雪雁驀地一驚,她們竟然粗心至此,把姑娘的書也忘了帶來,便低聲道:“沒有。”頓了頓,繼而問:“姑娘要看麼?奴婢去給你找找。”
“罷了。”黛玉有些失望,搖頭道:“雪雁,我先去歇息了,你們幾個莫要玩鬧的太晚,明個兒還要早起呢。”這幾個丫頭平常都是哄著自個兒睡覺,哄過之後,便去自個兒玩鬧,還真當她不知道呢!隻是不想讓她們玩的拘束罷了。

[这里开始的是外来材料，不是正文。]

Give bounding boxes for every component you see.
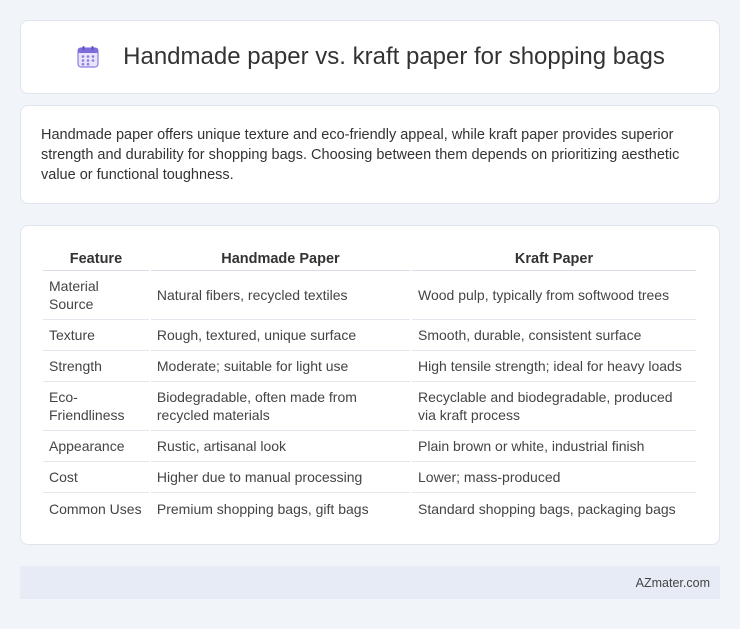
table-header-row: Feature Handmade Paper Kraft Paper [43,246,696,271]
cell-handmade: Premium shopping bags, gift bags [156,500,369,517]
header-kraft-paper: Kraft Paper [412,246,696,271]
cell-feature: Material Source [43,271,149,320]
calendar-icon [77,46,99,68]
table-row: Eco-Friendliness Biodegradable, often ma… [43,382,696,431]
cell-handmade: Moderate; suitable for light use [150,351,411,382]
cell-handmade: Higher due to manual processing [150,462,411,493]
page-title: Handmade paper vs. kraft paper for shopp… [123,43,665,70]
cell-feature: Common Uses [49,500,142,517]
cell-kraft: Smooth, durable, consistent surface [412,320,696,351]
comparison-table: Feature Handmade Paper Kraft Paper Mater… [41,246,698,524]
cell-kraft: Lower; mass-produced [412,462,696,493]
description-text: Handmade paper offers unique texture and… [41,127,680,183]
table-row: Cost Higher due to manual processing Low… [43,462,696,493]
cell-feature: Cost [43,462,149,493]
table-row: Texture Rough, textured, unique surface … [43,320,696,351]
header-handmade-paper: Handmade Paper [150,246,411,271]
cell-feature: Eco-Friendliness [43,382,149,431]
cell-feature: Texture [43,320,149,351]
cell-kraft: High tensile strength; ideal for heavy l… [412,351,696,382]
title-card: Handmade paper vs. kraft paper for shopp… [20,20,720,94]
cell-feature: Strength [43,351,149,382]
table-row: Material Source Natural fibers, recycled… [43,271,696,320]
description-card: Handmade paper offers unique texture and… [20,105,720,204]
cell-handmade: Rough, textured, unique surface [150,320,411,351]
table-row: Strength Moderate; suitable for light us… [43,351,696,382]
header-feature: Feature [43,246,149,271]
cell-feature: Appearance [43,431,149,462]
title-row: Handmade paper vs. kraft paper for shopp… [75,43,665,71]
cell-kraft: Standard shopping bags, packaging bags [418,500,676,517]
comparison-table-card: Feature Handmade Paper Kraft Paper Mater… [20,225,720,545]
footer: AZmater.com [20,566,720,599]
table-row: Appearance Rustic, artisanal look Plain … [43,431,696,462]
page: Handmade paper vs. kraft paper for shopp… [0,0,740,629]
cell-kraft: Wood pulp, typically from softwood trees [412,271,696,320]
table-row: Common Uses Premium shopping bags, gift … [43,493,696,524]
cell-kraft: Recyclable and biodegradable, produced v… [412,382,696,431]
cell-handmade: Rustic, artisanal look [150,431,411,462]
cell-handmade: Biodegradable, often made from recycled … [150,382,411,431]
footer-brand: AZmater.com [635,575,710,590]
cell-handmade: Natural fibers, recycled textiles [150,271,411,320]
cell-kraft: Plain brown or white, industrial finish [412,431,696,462]
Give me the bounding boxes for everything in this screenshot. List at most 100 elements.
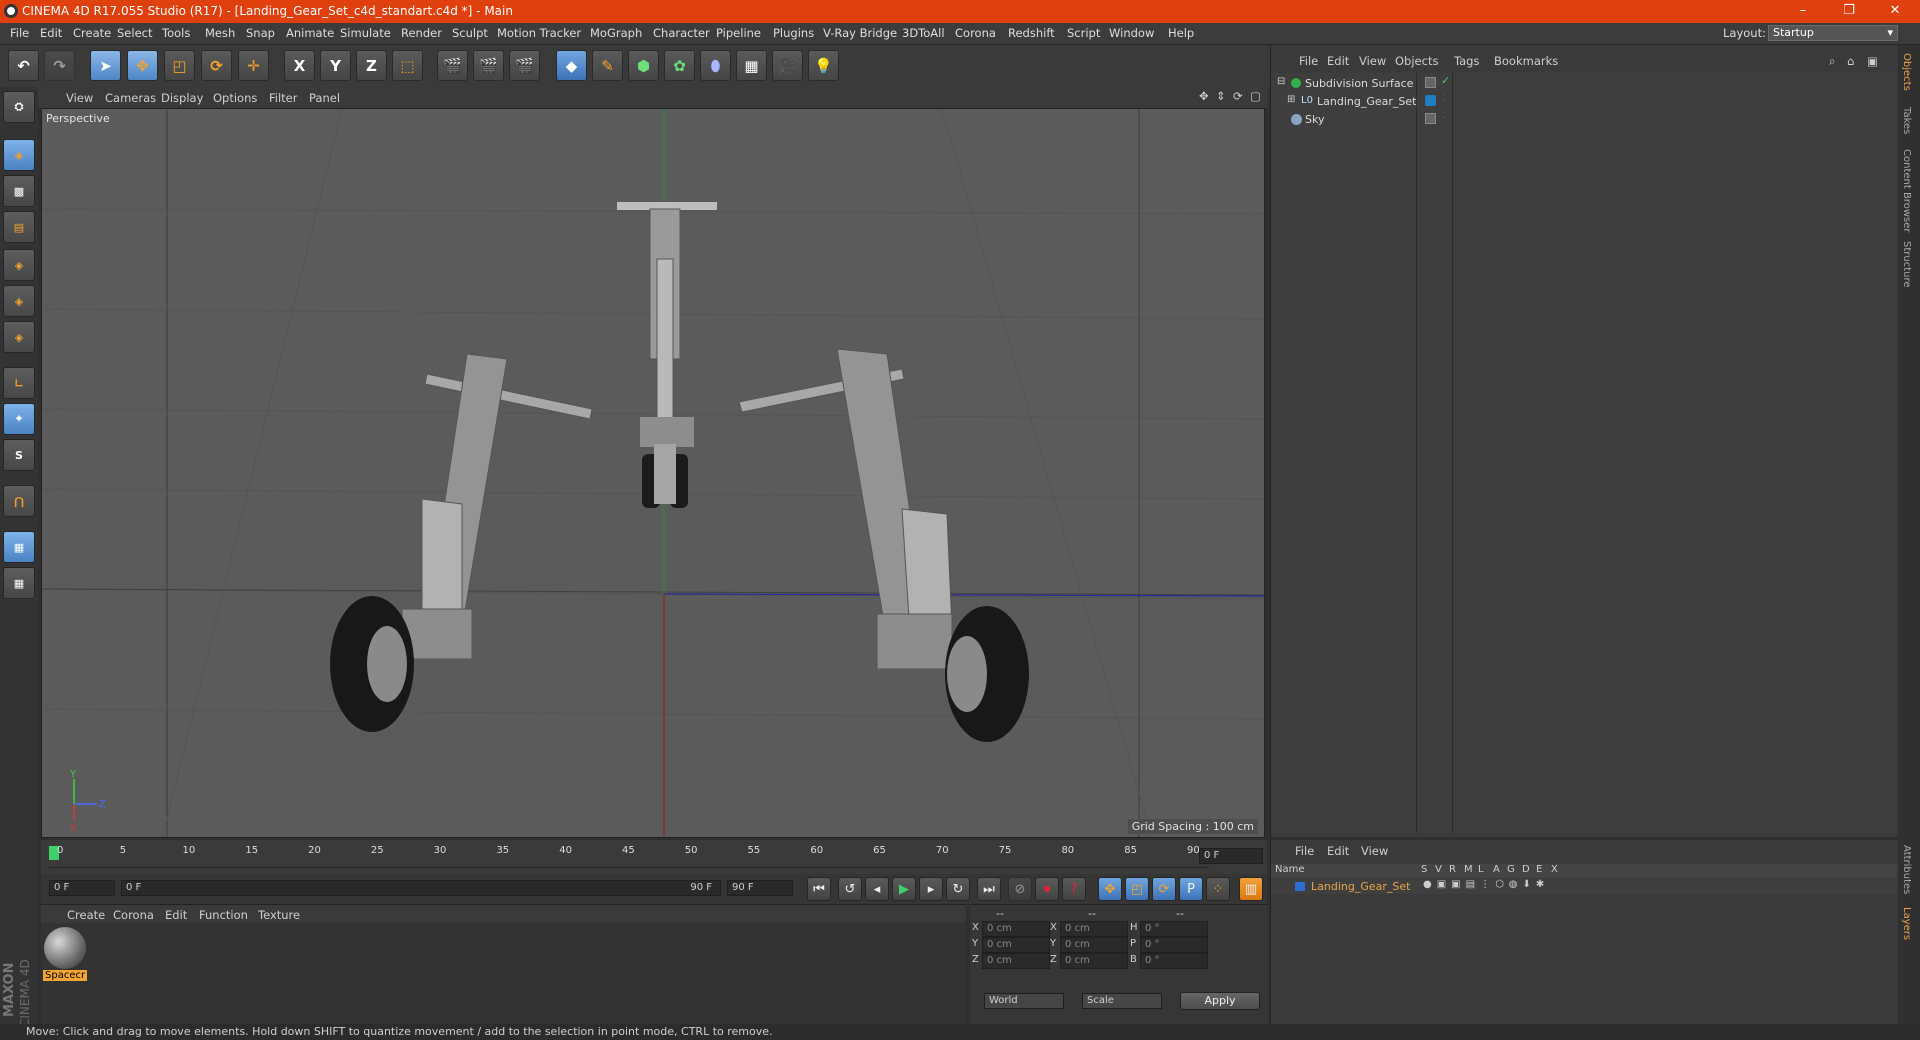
z-axis-button[interactable]: Z <box>356 50 387 81</box>
redo-button[interactable]: ↷ <box>44 50 75 81</box>
layer-menu-edit[interactable]: Edit <box>1327 844 1349 858</box>
add-light-button[interactable]: 💡 <box>808 50 839 81</box>
previous-key-button[interactable]: ↺ <box>838 877 862 901</box>
timeline-ruler[interactable]: 0 5 10 15 20 25 30 35 40 45 50 55 60 65 70 75 80 85 90 0 F <box>41 840 1267 874</box>
minimize-button[interactable]: – <box>1780 2 1826 20</box>
record-keys-button[interactable]: ⊘ <box>1008 877 1032 901</box>
add-subdivision-button[interactable]: ⬢ <box>628 50 659 81</box>
menu-redshift[interactable]: Redshift <box>1008 26 1055 40</box>
lock-workplane-button[interactable]: ▦ <box>3 531 35 563</box>
add-camera-button[interactable]: 🎥 <box>772 50 803 81</box>
mat-menu-edit[interactable]: Edit <box>165 908 187 922</box>
obj-menu-bookmarks[interactable]: Bookmarks <box>1494 54 1558 68</box>
edges-mode-button[interactable]: ◈ <box>3 285 35 317</box>
vp-menu-view[interactable]: View <box>66 91 93 105</box>
layout-dropdown[interactable]: Startup ▾ <box>1768 25 1898 41</box>
menu-sculpt[interactable]: Sculpt <box>452 26 488 40</box>
tab-objects[interactable]: Objects <box>1901 53 1912 91</box>
make-editable-button[interactable]: ⛭ <box>3 91 35 123</box>
vp-rotate-icon[interactable]: ⟳ <box>1233 89 1243 103</box>
enabled-check-icon[interactable]: ✓ <box>1441 74 1450 87</box>
perspective-viewport[interactable]: Y Z X Perspective Grid Spacing : 100 cm <box>41 108 1265 838</box>
tab-attributes[interactable]: Attributes <box>1901 845 1912 894</box>
magnet-button[interactable]: ⋂ <box>3 485 35 517</box>
scale-mode-select[interactable]: Scale <box>1082 993 1162 1009</box>
layer-name[interactable]: Landing_Gear_Set <box>1311 880 1410 893</box>
render-view-button[interactable]: 🎬 <box>437 50 468 81</box>
keyframe-selection-button[interactable]: ? <box>1062 877 1086 901</box>
object-row-landing-gear[interactable]: ⊞ L0 Landing_Gear_Set ⁚ <box>1275 93 1875 110</box>
y-axis-button[interactable]: Y <box>320 50 351 81</box>
menu-window[interactable]: Window <box>1109 26 1154 40</box>
start-frame-field[interactable]: 0 F <box>49 880 115 896</box>
next-key-button[interactable]: ↻ <box>946 877 970 901</box>
coord-value-field[interactable]: 0 ° <box>1140 937 1208 953</box>
mat-menu-corona[interactable]: Corona <box>113 908 154 922</box>
collapse-icon[interactable]: ⊟ <box>1277 76 1285 87</box>
current-frame-field[interactable]: 0 F <box>1199 848 1263 864</box>
mat-menu-create[interactable]: Create <box>67 908 105 922</box>
obj-menu-edit[interactable]: Edit <box>1327 54 1349 68</box>
maximize-button[interactable]: ❐ <box>1826 2 1872 20</box>
menu-3dtoall[interactable]: 3DToAll <box>902 26 945 40</box>
key-position-button[interactable]: ✥ <box>1098 877 1122 901</box>
add-pen-spline-button[interactable]: ✎ <box>592 50 623 81</box>
visibility-dots-icon[interactable]: ⁚ <box>1443 111 1446 121</box>
vp-maximize-icon[interactable]: ▢ <box>1250 89 1261 103</box>
menu-animate[interactable]: Animate <box>286 26 334 40</box>
coordinate-mode-select[interactable]: World <box>984 993 1064 1009</box>
menu-mograph[interactable]: MoGraph <box>590 26 642 40</box>
vp-menu-display[interactable]: Display <box>161 91 203 105</box>
layer-menu-file[interactable]: File <box>1295 844 1314 858</box>
tweak-mode-button[interactable]: ⌖ <box>3 403 35 435</box>
tab-takes[interactable]: Takes <box>1901 107 1912 134</box>
menu-edit[interactable]: Edit <box>40 26 62 40</box>
visibility-dots-icon[interactable]: ⁚ <box>1443 93 1446 103</box>
menu-corona[interactable]: Corona <box>955 26 996 40</box>
live-selection-button[interactable]: ➤ <box>90 50 121 81</box>
layer-row[interactable]: Landing_Gear_Set ●▣▣▤⋮⬡◍⬇✱ <box>1271 879 1897 894</box>
vp-move-icon[interactable]: ✥ <box>1199 89 1209 103</box>
obj-menu-tags[interactable]: Tags <box>1454 54 1479 68</box>
tab-content-browser[interactable]: Content Browser <box>1901 149 1912 232</box>
coord-value-field[interactable]: 0 ° <box>1140 953 1208 969</box>
undo-button[interactable]: ↶ <box>8 50 39 81</box>
key-scale-button[interactable]: ◰ <box>1125 877 1149 901</box>
coord-value-field[interactable]: 0 cm <box>982 953 1050 969</box>
coord-value-field[interactable]: 0 ° <box>1140 921 1208 937</box>
menu-pipeline[interactable]: Pipeline <box>716 26 761 40</box>
apply-button[interactable]: Apply <box>1180 992 1260 1010</box>
next-frame-button[interactable]: ▸ <box>919 877 943 901</box>
tab-structure[interactable]: Structure <box>1901 241 1912 288</box>
layer-color-swatch[interactable] <box>1295 882 1305 891</box>
vp-menu-options[interactable]: Options <box>213 91 257 105</box>
menu-file[interactable]: File <box>10 26 29 40</box>
end-frame-field[interactable]: 90 F <box>727 880 793 896</box>
menu-simulate[interactable]: Simulate <box>340 26 391 40</box>
material-swatch[interactable]: Spacecr <box>43 927 87 983</box>
expand-icon[interactable]: ⊞ <box>1287 94 1295 105</box>
vp-zoom-icon[interactable]: ⇕ <box>1216 89 1226 103</box>
play-button[interactable]: ▶ <box>892 877 916 901</box>
menu-help[interactable]: Help <box>1168 26 1194 40</box>
menu-character[interactable]: Character <box>653 26 710 40</box>
move-tool-button[interactable]: ✥ <box>127 50 158 81</box>
model-mode-button[interactable]: ◈ <box>3 139 35 171</box>
key-rotation-button[interactable]: ⟳ <box>1152 877 1176 901</box>
menu-motion-tracker[interactable]: Motion Tracker <box>497 26 581 40</box>
render-settings-button[interactable]: 🎬 <box>509 50 540 81</box>
go-to-end-button[interactable]: ⏭ <box>977 877 1001 901</box>
add-cube-button[interactable]: ◆ <box>556 50 587 81</box>
tab-layers[interactable]: Layers <box>1901 907 1912 940</box>
menu-mesh[interactable]: Mesh <box>205 26 235 40</box>
coord-value-field[interactable]: 0 cm <box>1060 953 1128 969</box>
close-button[interactable]: ✕ <box>1872 2 1918 20</box>
rotate-tool-button[interactable]: ⟳ <box>201 50 232 81</box>
frame-range-slider[interactable]: 0 F 90 F <box>121 880 721 896</box>
timeline-window-button[interactable]: ▥ <box>1239 877 1263 901</box>
mat-menu-texture[interactable]: Texture <box>258 908 300 922</box>
coord-value-field[interactable]: 0 cm <box>1060 937 1128 953</box>
points-mode-button[interactable]: ◈ <box>3 249 35 281</box>
obj-menu-objects[interactable]: Objects <box>1395 54 1438 68</box>
key-parameter-button[interactable]: P <box>1179 877 1203 901</box>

雪雁輕笑:“姑娘放心好了,我們幾個也是有分寸的。”語畢,和黛玉一同進入了寢屋,並為黛玉換過衣裳,細細勻了麵之後,方才退出去。黛玉換了雪白的褻衣,未妝點其他,倒是更如同那出水芙蓉一般,手如柔荑,膚如凝脂,領如蝤蠐,齒如瓠犀,螓首蛾眉。巧笑倩兮,美目盼兮。
無意間,黛玉輕輕揚了揚白皙的青蔥玉指,卻不想幾滴水珠灑在了床上,刹那間便沾濕了一小點,黛玉顰起眉,往後站時,腳後跟卻意外的紮進了什麼東西。‘噝’了一聲後,黛玉忍著疼痛,卻發現紮進去的東西竟是一根尖利的荊棘!

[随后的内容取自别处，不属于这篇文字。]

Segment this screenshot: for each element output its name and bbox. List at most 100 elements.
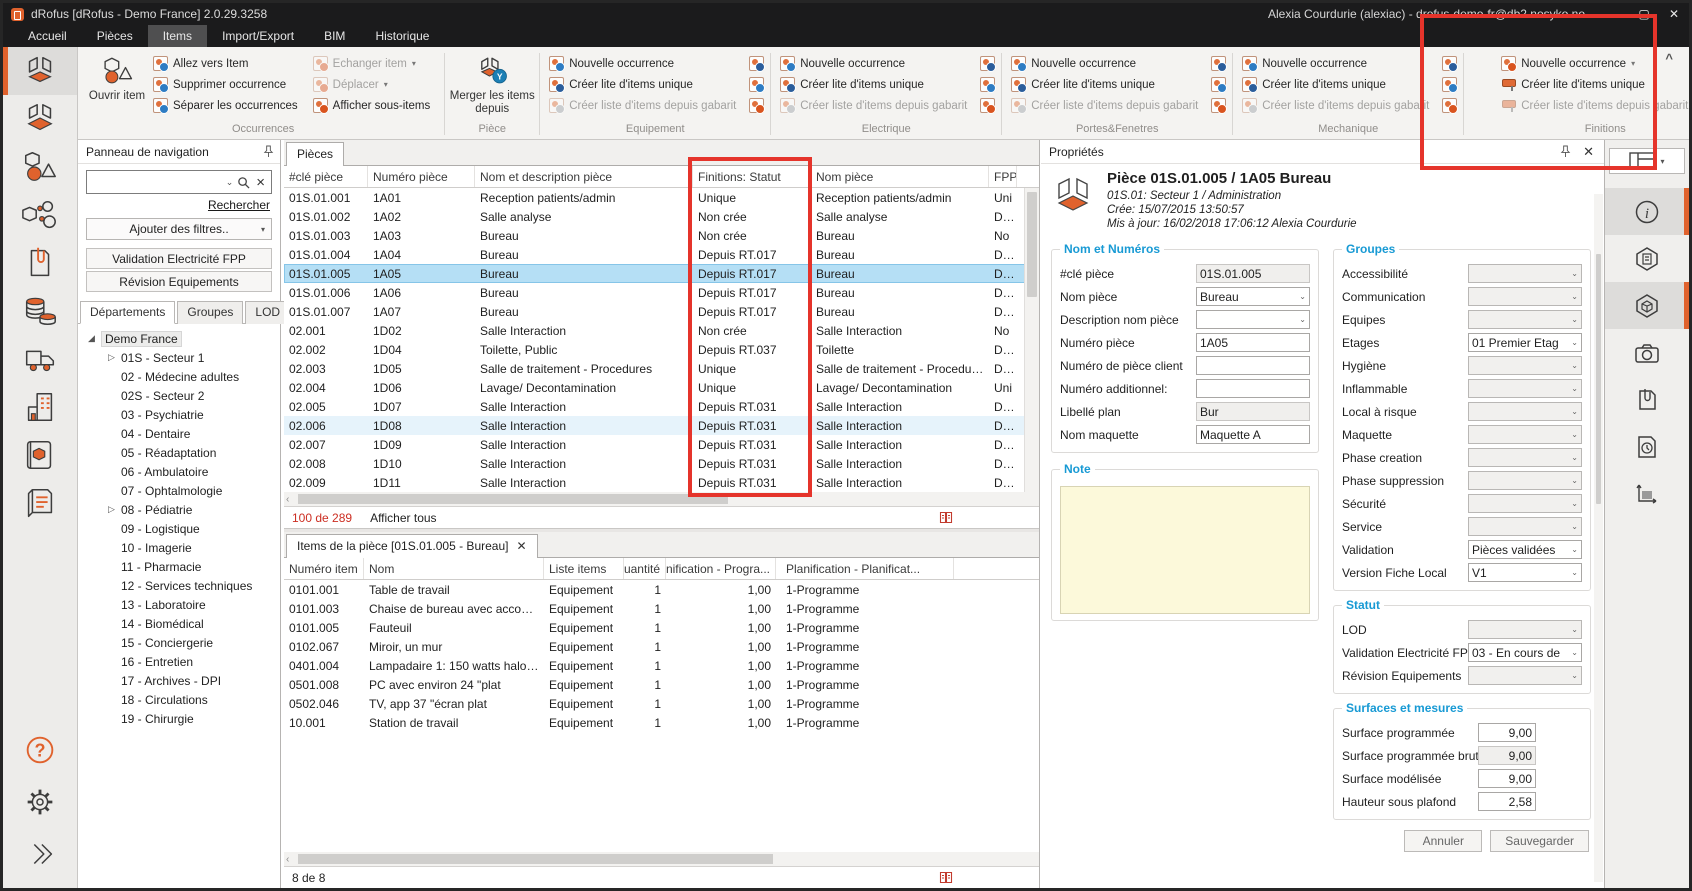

“我倒是和荊棘有緣了不成。”黛玉苦笑著,低聲喃喃自語。轉而又開始疑惑,這寢房,哪來的荊棘?凝霜閣有荊棘本就讓黛玉詫異的很,這內閣裏麵有荊棘,那就是更為不對勁了!想著想著,隻覺得頭腦裏有些昏沉,但除此之外並無其他的不適,黛玉還以為是自個兒今天有些過於勞累,便躺在床上睡了去。
但,燭光熄滅的時候,仔細看來,荊棘的尖刺竟是上泛了一層幽幽的藍光,在閃爍著,漆黑的房間內極是顯眼,更是妖冶詭異得很,隻是黛玉沒看到,否則,少不得要好好調查一番了。
翌日清晨,不知什麼緣故,黛玉起的比以前還早,除卻昨日的昏昏沉沉,今天和平日一般清爽,見這天色還黑著,紫鵑她們肯定還在睡夢中,便不想去打擾她們,自個兒點上了蠟燭,在不大的空間裏略微轉了一下,發現有一處竟是與別處不大相同。
那一個大大的木架子上,卻是擺的滿滿當當,唯有一個格子裏什麼東西也沒有,黛玉心下納罕,便湊近一瞧,仔細看來似乎也沒有什麼不對勁的,正欲轉身離去,柔夷卻不小心觸碰到了那個格子上,隻消輕輕一碰觸,黛玉就察覺到這裏比其他地方都要突出一點。
素手輕輕翻下來,摁了一下那個突出的地方,隻聽‘哐當’一聲響,便彈出來了一個朱漆木匣子,黛玉彎身,小心翼翼的將那朱漆木匣捧了出來。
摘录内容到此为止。